In IgA and IgG isotype titers, improved discrimination between pre-pandemic and COVID-19 samples was observed using Nluc-labeled RBD and unlabeled RBD whereas those observed in IgM titers were not not optimal. As observed in Pan ELISAs, the S-RBD bridging assay showed better post-ROC AUC analysis to distinguish COVID-19 samples from controls. Despite the same antigen usage, RBD LIPS assays demonstrated better AUCs than RBD-specific ELISAs for all Ig isotypes.

In the threshold analysis, all tests accurately distinguished COVID-19 cases from pre-pandemic samples (AUC between 0.95 and 0.997). The S-RBD bridging LIPS assay demonstrated optimal and near-perfect performance (AUC = 0.997). All test thresholds showed >96% specificity. The S Pan ELISA demonstrated the highest specificity of 97.3%. In addition, the screening trials showed less intra-assay and inter-assay variation.

In sensitivity analysis, the S Pan ELISA and S-RBD bridging LIPS assays showed the highest sensitivities for detecting COVID-19 (between 92.4 and 95.7% for >21 days post-infection ). Compared to the commercial Roche test, the S-RBD Bridging LIPS test and the S Pan ELISA showed optimal sensitivity for the detection of COVID-19, > 93% sensitivity compared to 85.5% for the Roche test. The ELISA N Pan and RBD Pan tests showed a sensitivity of 76.97 and 76.3%, respectively. The strongest agreements were observed between the S and RBD Pan ELISA assays and between the IgG and total antibody assays (Bridging or Pan). Binding antibody unit (BAU)/ml values ​​in internal testing were comparable to the World Health Organization (WHO)/National Institute for Biological Standards and Control (NIBSC) reference.

In neutralization assays, the tests reasonably neutralized COVID-19 samples (ND50 >125) with results in the high positive range for S- and RBD-specific assays (e.g., >0.72 normalized OD on the S Pan assay and >20 units on the S-RBD Bridging assay). ELISA S IgA and IgG assays showed the strongest correlation with half-maximal neutralization titers.
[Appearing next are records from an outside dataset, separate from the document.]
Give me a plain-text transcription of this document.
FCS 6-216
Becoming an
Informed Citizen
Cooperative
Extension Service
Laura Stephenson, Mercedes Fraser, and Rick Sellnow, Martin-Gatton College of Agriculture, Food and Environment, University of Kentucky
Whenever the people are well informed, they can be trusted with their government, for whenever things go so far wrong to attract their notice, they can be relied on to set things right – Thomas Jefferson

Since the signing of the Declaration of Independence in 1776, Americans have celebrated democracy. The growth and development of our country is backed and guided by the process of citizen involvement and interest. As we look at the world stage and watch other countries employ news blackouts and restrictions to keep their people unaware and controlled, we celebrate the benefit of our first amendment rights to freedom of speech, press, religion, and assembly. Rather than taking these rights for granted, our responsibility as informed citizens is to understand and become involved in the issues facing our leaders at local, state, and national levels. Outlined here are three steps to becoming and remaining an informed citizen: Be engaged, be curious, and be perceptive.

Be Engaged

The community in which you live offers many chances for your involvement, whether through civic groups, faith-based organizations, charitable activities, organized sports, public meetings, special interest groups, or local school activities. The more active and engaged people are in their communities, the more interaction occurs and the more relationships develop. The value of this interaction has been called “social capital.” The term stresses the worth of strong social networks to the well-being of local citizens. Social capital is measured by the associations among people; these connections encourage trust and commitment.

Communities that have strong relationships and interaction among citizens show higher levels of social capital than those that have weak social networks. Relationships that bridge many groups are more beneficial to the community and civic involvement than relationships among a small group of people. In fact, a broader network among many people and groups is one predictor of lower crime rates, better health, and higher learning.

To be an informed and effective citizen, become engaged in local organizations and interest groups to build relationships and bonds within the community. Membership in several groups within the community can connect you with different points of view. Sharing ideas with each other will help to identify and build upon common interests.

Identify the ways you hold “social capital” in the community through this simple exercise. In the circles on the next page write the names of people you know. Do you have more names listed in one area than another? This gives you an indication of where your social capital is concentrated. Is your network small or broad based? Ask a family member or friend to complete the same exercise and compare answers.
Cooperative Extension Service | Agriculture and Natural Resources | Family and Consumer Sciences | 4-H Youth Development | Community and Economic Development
Overall, the study results showed that low-volume assays are an economically viable option with high diagnostic accuracy for the detection and characterization of SARS-CoV-2 antibodies. Such tests would be of great benefit to low- and middle-income countries where commercial tests requiring 100 times higher serum volumes are not always feasible.

*Important Notice

medRxiv publishes preliminary scientific reports that are not peer-reviewed and, therefore, should not be considered conclusive, guide clinical practice/health-related behaviors, or treated as established information.